I cried for all of 20 seconds before taking a deep breath and asking, “Do we know what stage and grade? And what do we do now?” It’s bittersweet to now be so much smarter, stronger, wiser about cancer… in 2009 when I was dx’d with breast cancer, I cried a river, could not listen to a single damn word the doctor said, and felt like the ground was disintegrating underneath me. This time, I knew what to do. I got a print out of my pathology report, and began Googling to find the most helpful melanoma resources online, being careful to take people’s stories with a grain of salt, knowing that typically it’s the people with the “worst” cases who are the most prolific posters. I called my girlfriend and my parents and a couple close friends for support. I took the day off of work to care for myself, and I did cry several times, but I also ate anti-cancer foods (blueberries, cabbage cooked in turmeric, green tea, 72% dark chocolate), took a long walk, and meditated in the woods.
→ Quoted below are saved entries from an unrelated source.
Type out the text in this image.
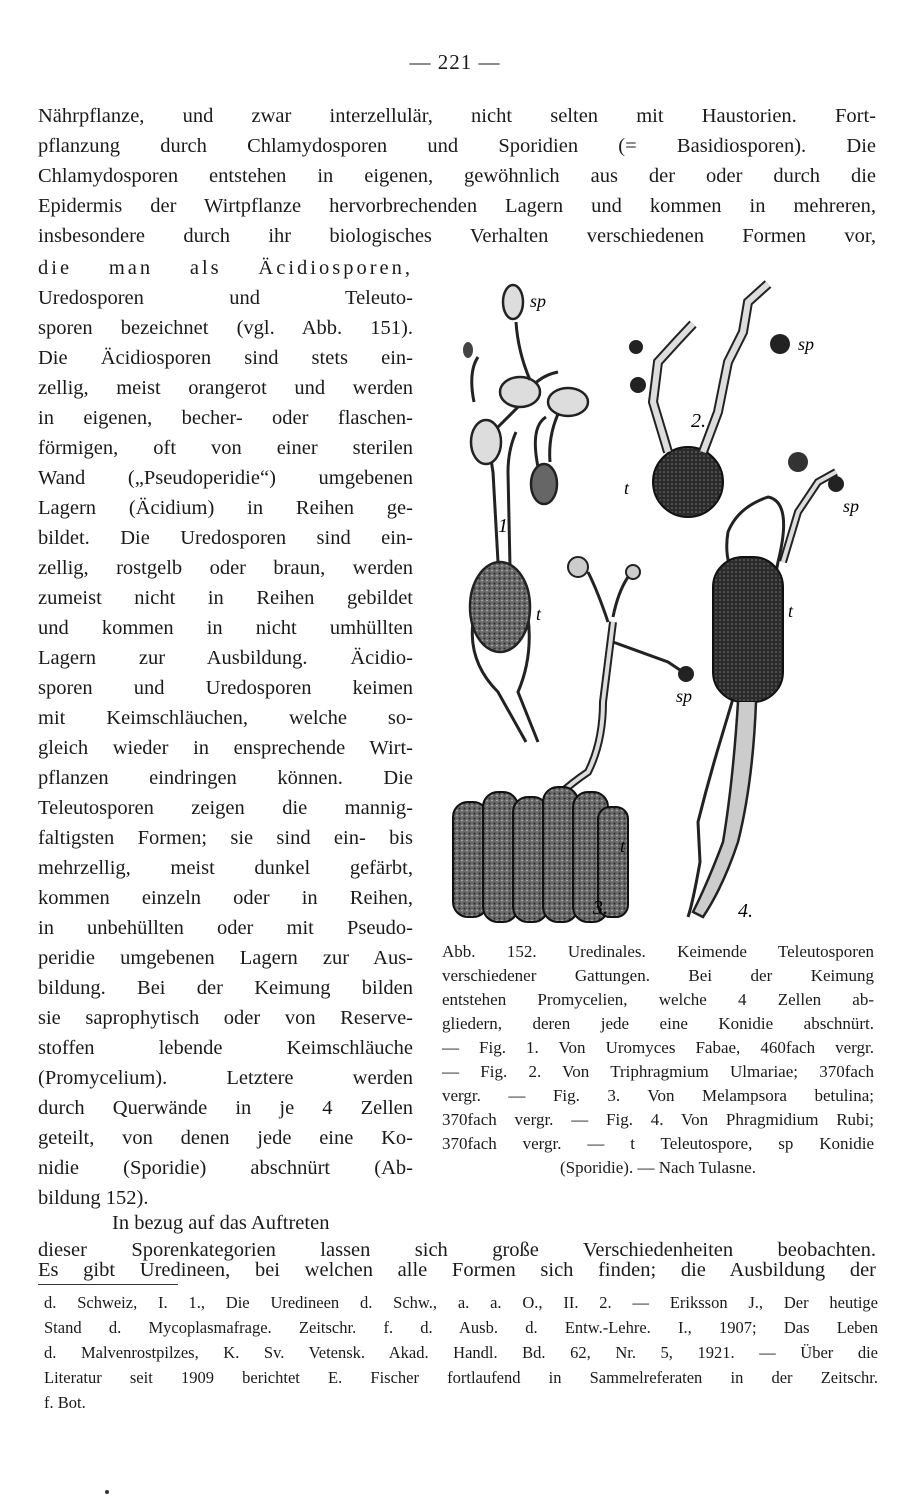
— 221 —
Nährpflanze, und zwar interzellulär, nicht selten mit Haustorien. Fort-
pflanzung durch Chlamydosporen und Sporidien (= Basidiosporen). Die
Chlamydosporen entstehen in eigenen, gewöhnlich aus der oder durch die
Epidermis der Wirtpflanze hervorbrechenden Lagern und kommen in mehreren,
insbesondere durch ihr biologisches Verhalten verschiedenen Formen vor,
die man als Äcidiosporen,
Uredosporen und Teleuto-
sporen bezeichnet (vgl. Abb. 151).
Die Äcidiosporen sind stets ein-
zellig, meist orangerot und werden
in eigenen, becher- oder flaschen-
förmigen, oft von einer sterilen
Wand („Pseudoperidie“) umgebenen
Lagern (Äcidium) in Reihen ge-
bildet. Die Uredosporen sind ein-
zellig, rostgelb oder braun, werden
zumeist nicht in Reihen gebildet
und kommen in nicht umhüllten
Lagern zur Ausbildung. Äcidio-
sporen und Uredosporen keimen
mit Keimschläuchen, welche so-
gleich wieder in ensprechende Wirt-
pflanzen eindringen können. Die
Teleutosporen zeigen die mannig-
faltigsten Formen; sie sind ein- bis
mehrzellig, meist dunkel gefärbt,
kommen einzeln oder in Reihen,
in unbehüllten oder mit Pseudo-
peridie umgebenen Lagern zur Aus-
bildung. Bei der Keimung bilden
sie saprophytisch oder von Reserve-
stoffen lebende Keimschläuche
(Promycelium). Letztere werden
durch Querwände in je 4 Zellen
geteilt, von denen jede eine Ko-
nidie (Sporidie) abschnürt (Ab-
bildung 152).
In bezug auf das Auftreten
dieser Sporenkategorien lassen sich große Verschiedenheiten beobachten.
1
t
sp
2.
t
sp
4.
t
sp
3.
t
sp
Abb. 152. Uredinales. Keimende Teleutosporen
verschiedener Gattungen. Bei der Keimung
entstehen Promycelien, welche 4 Zellen ab-
gliedern, deren jede eine Konidie abschnürt.
— Fig. 1. Von Uromyces Fabae, 460fach vergr.
— Fig. 2. Von Triphragmium Ulmariae; 370fach
vergr. — Fig. 3. Von Melampsora betulina;
370fach vergr. — Fig. 4. Von Phragmidium Rubi;
370fach vergr. — t Teleutospore, sp Konidie
(Sporidie). — Nach Tulasne.
d. Schweiz, I. 1., Die Uredineen d. Schw., a. a. O., II. 2. — Eriksson J., Der heutige
Stand d. Mycoplasmafrage. Zeitschr. f. d. Ausb. d. Entw.-Lehre. I., 1907; Das Leben
d. Malvenrostpilzes, K. Sv. Vetensk. Akad. Handl. Bd. 62, Nr. 5, 1921. — Über die
Literatur seit 1909 berichtet E. Fischer fortlaufend in Sammelreferaten in der Zeitschr.
f. Bot.
Es gibt Uredineen, bei welchen alle Formen sich finden; die Ausbildung der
I started re-reading “Anti-Cancer: A New Way of Life” by Dr. David Servan-Schrieber, because it’s the most uplifting, practical cancer book I know. It’s “the good book,” as my family refers to it.
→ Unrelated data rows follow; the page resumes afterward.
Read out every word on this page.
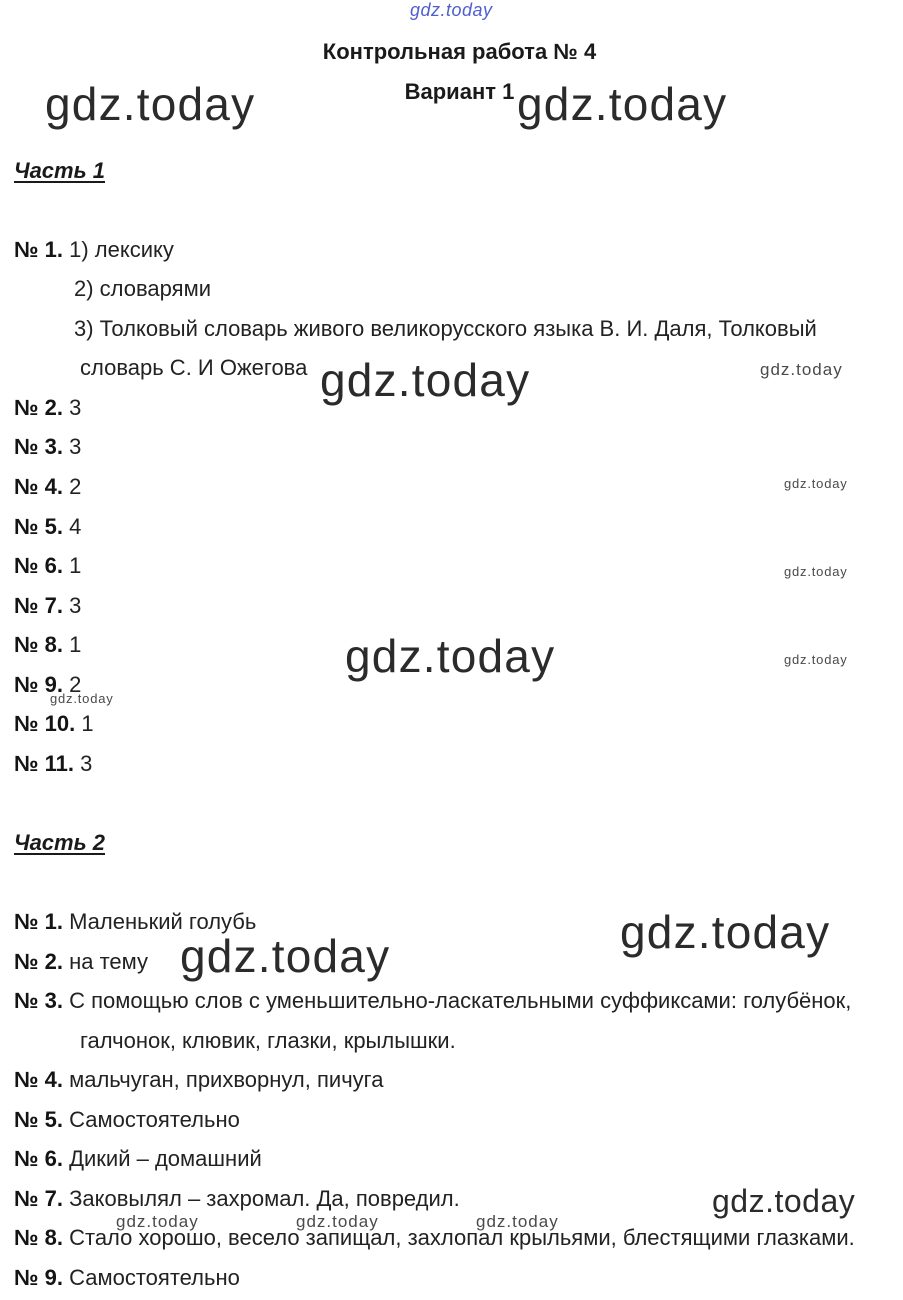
Контрольная работа № 4
Вариант 1
Часть 1
№ 1. 1) лексику
2) словарями
3) Толковый словарь живого великорусского языка В. И. Даля, Толковый
словарь С. И Ожегова
№ 2. 3
№ 3. 3
№ 4. 2
№ 5. 4
№ 6. 1
№ 7. 3
№ 8. 1
№ 9. 2
№ 10. 1
№ 11. 3
Часть 2
№ 1. Маленький голубь
№ 2. на тему
№ 3. С помощью слов с уменьшительно-ласкательными суффиксами: голубёнок,
галчонок, клювик, глазки, крылышки.
№ 4. мальчуган, прихворнул, пичуга
№ 5. Самостоятельно
№ 6. Дикий – домашний
№ 7. Заковылял – захромал. Да, повредил.
№ 8. Стало хорошо, весело запищал, захлопал крыльями, блестящими глазками.
№ 9. Самостоятельно
gdz.today
gdz.today	gdz.today
gdz.today
gdz.today
gdz.today
gdz.today
gdz.today
gdz.today
gdz.today
gdz.today
gdz.today
gdz.today
gdz.today	gdz.today	gdz.today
All day, my recurring thought was, “I can’t believe I was diagnosed with cancer for the second time today.” It felt so unreal. I keep reminding myself that a stage 0/in-situ melanoma is really not so horrible and worrisome, and it’s going to be completely dealt with in just one quick and easy surgery. From a rational standpoint, this is pretty minor. It’s just difficult emotionally, to have two types of cancers, by age 32. It makes me feel like I’m “cancer prone” or something, and makes me wonder what the hell else might be lurking in my body undetected. However, through brief Googling, I discovered that it’s likely that there is actually a link between breast cancer and melanoma. That is, several studies have found that women who are diagnosed with breast cancer are at higher risk for melanoma, and vice versa. No one had ever told me that before, so I’m not sure how true that is… but it’s something for me to research further. At least if there’s a link between the two cancers, it makes me feel better, in a way – it means I’m not just susceptible to developing any and every cancer, you know?
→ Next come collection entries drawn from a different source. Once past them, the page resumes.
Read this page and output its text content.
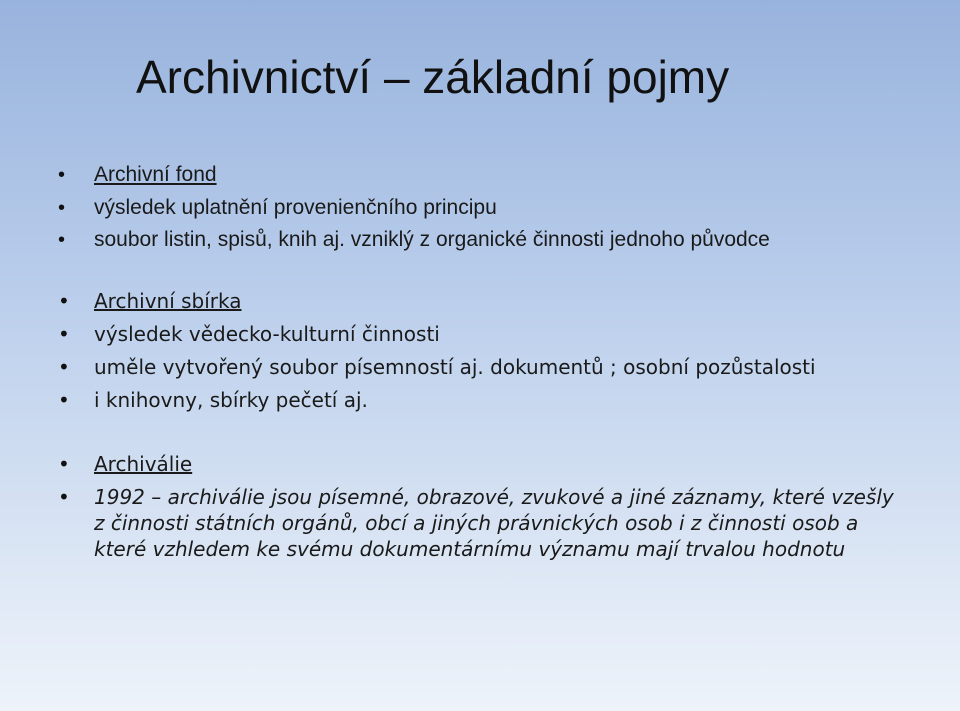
Archivnictví – základní pojmy
• Archivní fond
• výsledek uplatnění provenienčního principu
• soubor listin, spisů, knih aj. vzniklý z organické činnosti jednoho původce
• Archivní sbírka
• výsledek vědecko-kulturní činnosti
• uměle vytvořený soubor písemností aj. dokumentů ; osobní pozůstalosti
• i knihovny, sbírky pečetí aj.
• Archiválie
• 1992 – archiválie jsou písemné, obrazové, zvukové a jiné záznamy, které vzešly z činnosti státních orgánů, obcí a jiných právnických osob i z činnosti osob a které vzhledem ke svému dokumentárnímu významu mají trvalou hodnotu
I have a lot of researching to do now. (If you have good melanoma resources or info, let me know!) I’ve been so immersed in the online breast cancer world; it’s strange to now be at square one with getting to know a NEW cancer. It’s wrong and unfair and I shouldn’t be in this position. But I’m trying to believe that something good is going to come out of this, that I just can’t see yet… because as much as I hated hearing anyone suggest that “cancer is a gift,” I must admit, my life post-breast cancer is so much better than my life pre-breast cancer. My amazing girlfriend and I have been together for 13 wonderful months now, and I won’t get into the whole story, but – I wouldn’t have met her, if I hadn’t had breast cancer! That makes it all worth it to me. If having cancer is what it took for me to find the love of my life, then so be it. What’s this melanoma going to bring into my life? That remains to be seen.